The archaeologists concluded that there was human settlement in Monmouth thousands of years earlier than formerly thought. The findings revealed that the River Wye supported a camp of settlers during the Mesolithic era of the Stone Age, the Middle Stone Age. Elizabeth Walker, the curator at the National Museum of Wales, initially suggested in October 2010 that the artefacts were consistent with hunter-gatherers utilizing the river for food and transport about 7,000 years ago. However, Walker examined and dated the artefacts and apparently revised her analysis following formal evaluation; in an article from November 2010, Monmouth archaeologist Stephen Clarke announced that the finds dated back to about 10,000 years ago. Walker indicated that the settlers were nomadic, speculating that they resided near the river in the winter and perhaps hunted in the hills during the summer. However, historian and author Jeremy Knight, chairman of the Monmouthshire Antiquarian Association, had a slightly different take on the migratory nature of the Mesolithic settlers. He indicated that there were few known Mesolithic sites, and all of those on the coast. The nomads spent their summers on the coast and migrated inland for the winter. Therefore, the Monmouth site represented the first known inland site, the half of nomads' lives spent during the winter months.

Walker indicated that after the Ice Age, with improvement of the climate, plants, including trees, had returned. People had also returned to the British Isles, following the game that sought out plant food. She indicated that the settlers also relied on fish for their diet. While findings of the type discovered in Monmouth had been found in Monmouthshire, none had been located next to the river. Temporary, nomadic settlements of the era were generally thought to be about 25 meters in width. The discovery of the flints at two sites, St James' Square and Wyebridge Street, indicated that either the settlement was very large or there were two separate Stone Age camps.
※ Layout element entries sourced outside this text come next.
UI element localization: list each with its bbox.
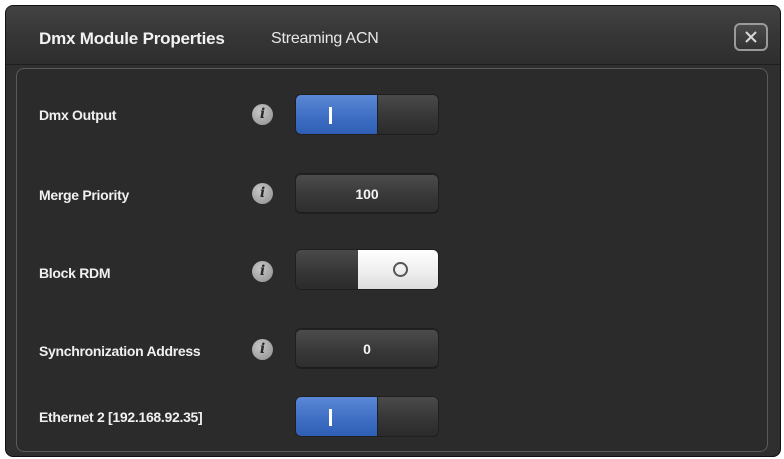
dmx-module-properties-dialog: Dmx Module Properties Streaming ACN Dmx … <box>5 5 781 457</box>
close-button[interactable] <box>734 23 768 51</box>
toggle-knob <box>296 250 359 289</box>
ethernet-2-toggle[interactable] <box>295 396 439 437</box>
dmx-output-label: Dmx Output <box>39 107 117 123</box>
block-rdm-toggle[interactable] <box>295 249 439 290</box>
toggle-knob <box>377 397 438 436</box>
synchronization-address-info-icon[interactable]: i <box>252 339 273 360</box>
on-bar-icon <box>329 107 332 124</box>
dialog-titlebar: Dmx Module Properties Streaming ACN <box>6 6 780 65</box>
dmx-output-info-icon[interactable]: i <box>252 104 273 125</box>
dmx-output-toggle[interactable] <box>295 94 439 135</box>
on-bar-icon <box>329 409 332 426</box>
toggle-on-segment <box>296 95 377 134</box>
properties-panel: Dmx Output i Merge Priority i 100 Block … <box>16 68 768 452</box>
merge-priority-button[interactable]: 100 <box>295 173 439 214</box>
merge-priority-label: Merge Priority <box>39 187 129 203</box>
block-rdm-info-icon[interactable]: i <box>252 261 273 282</box>
toggle-on-segment <box>296 397 377 436</box>
merge-priority-info-icon[interactable]: i <box>252 183 273 204</box>
block-rdm-label: Block RDM <box>39 265 111 281</box>
synchronization-address-button[interactable]: 0 <box>295 328 439 369</box>
dialog-subtitle: Streaming ACN <box>271 30 379 47</box>
dialog-title: Dmx Module Properties <box>39 29 225 48</box>
close-icon <box>745 31 757 43</box>
synchronization-address-label: Synchronization Address <box>39 343 201 359</box>
ethernet-2-label: Ethernet 2 [192.168.92.35] <box>39 409 203 425</box>
off-ring-icon <box>393 262 408 277</box>
toggle-knob <box>377 95 438 134</box>
toggle-off-segment <box>358 250 438 289</box>
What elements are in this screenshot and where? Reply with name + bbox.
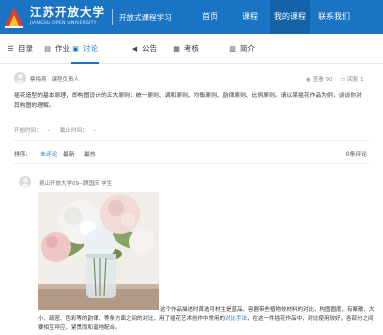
end-time: 截止时间： - (60, 126, 96, 134)
end-time-label: 截止时间： (60, 128, 88, 134)
reply-text-highlight: 对比手法 (225, 316, 248, 322)
topic-author: 蔡梅燕 课程负责人 (30, 75, 79, 83)
divider (14, 140, 369, 141)
avatar (14, 72, 26, 84)
start-time-label: 开始时间： (14, 128, 42, 134)
tab-discussion-label: 讨论 (83, 44, 98, 53)
site-subtitle: 开放式课程学习 (119, 13, 172, 22)
tab-assignment-label: 作业 (55, 44, 70, 53)
topic-author-name: 蔡梅燕 (30, 77, 47, 83)
tab-intro-label: 简介 (240, 44, 255, 53)
tab-announcement[interactable]: ◀ 公告 (130, 34, 157, 64)
tab-catalog[interactable]: ☰ 目录 (6, 34, 33, 64)
info-icon: ▥ (229, 45, 236, 53)
sort-latest[interactable]: 最新 (63, 149, 75, 158)
reply-author-role: 学生 (101, 181, 113, 187)
reply-author: 昆山开放大学09--顾国庆 学生 (39, 179, 112, 187)
comment-icon: ▭ (340, 77, 346, 83)
start-time-value: - (47, 128, 50, 134)
sort-hottest[interactable]: 最热 (84, 149, 96, 158)
reply-author-name: 昆山开放大学09--顾国庆 (39, 181, 100, 187)
header-divider (112, 9, 113, 25)
comment-count: 0条评论 (345, 152, 367, 158)
university-logo-icon[interactable] (2, 2, 26, 32)
eye-icon: ◉ (306, 77, 311, 83)
discussion-icon: ▣ (72, 45, 79, 53)
view-count-text: 查看 90 (312, 77, 333, 83)
assignment-icon: ▤ (44, 45, 51, 53)
university-name-en: JIANGSU OPEN UNIVERSITY (30, 21, 97, 26)
course-tabs: ☰ 目录 ▤ 作业 ▣ 讨论 ◀ 公告 ▦ 考核 ▥ 简介 (0, 34, 383, 64)
start-time: 开始时间： - (14, 126, 50, 134)
active-tab-indicator (71, 62, 99, 64)
exam-icon: ▦ (173, 45, 180, 53)
tab-assignment[interactable]: ▤ 作业 (43, 34, 70, 64)
list-icon: ☰ (7, 45, 14, 53)
reply-count-text: 回复 1 (347, 77, 364, 83)
topic-author-role: 课程负责人 (51, 77, 80, 83)
nav-courses[interactable]: 课程 (232, 0, 268, 34)
reply-body: 这个作品描述时首选可材主是蓝品、容器带些植物技材料的对比，构图圆度，有聚散、大小… (38, 306, 376, 333)
reply-count-stat: ▭ 回复 1 (340, 75, 363, 83)
sort-uncommented[interactable]: 未评论 (40, 149, 57, 158)
nav-contact-us[interactable]: 联系我们 (311, 0, 357, 34)
tab-discussion[interactable]: ▣ 讨论 (71, 34, 98, 64)
tab-announcement-label: 公告 (142, 44, 157, 53)
tab-intro[interactable]: ▥ 简介 (228, 34, 255, 64)
university-name[interactable]: 江苏开放大学 (30, 4, 105, 20)
megaphone-icon: ◀ (131, 45, 138, 53)
view-count: ◉ 查看 90 (306, 75, 333, 83)
end-time-value: - (93, 128, 96, 134)
avatar (19, 176, 31, 188)
flower-arrangement-photo[interactable] (38, 192, 159, 310)
tab-exam-label: 考核 (184, 44, 199, 53)
tab-exam[interactable]: ▦ 考核 (172, 34, 199, 64)
nav-home[interactable]: 首页 (190, 0, 230, 34)
tab-catalog-label: 目录 (18, 44, 33, 53)
divider (14, 163, 369, 164)
topic-body: 插花造型的基本原理，即构图设计的五大原则：统一原则、调和原则、均衡原则、韵律原则… (14, 93, 362, 109)
top-navigation-bar: 江苏开放大学 JIANGSU OPEN UNIVERSITY 开放式课程学习 首… (0, 0, 383, 34)
sort-label: 排序: (14, 152, 28, 158)
nav-my-courses[interactable]: 我的课程 (270, 0, 310, 34)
Radiocarbon dating of the charcoal was planned through the Scottish Universities Environmental Research Centre, a collaborative facility owned by both the University of Edinburgh and the University of Glasgow. In addition, it was anticipated that Wales & West Utilities, one of the largest gas pipeline companies in the British Isles, would fund the dating as well as the geological examination of the excavation site.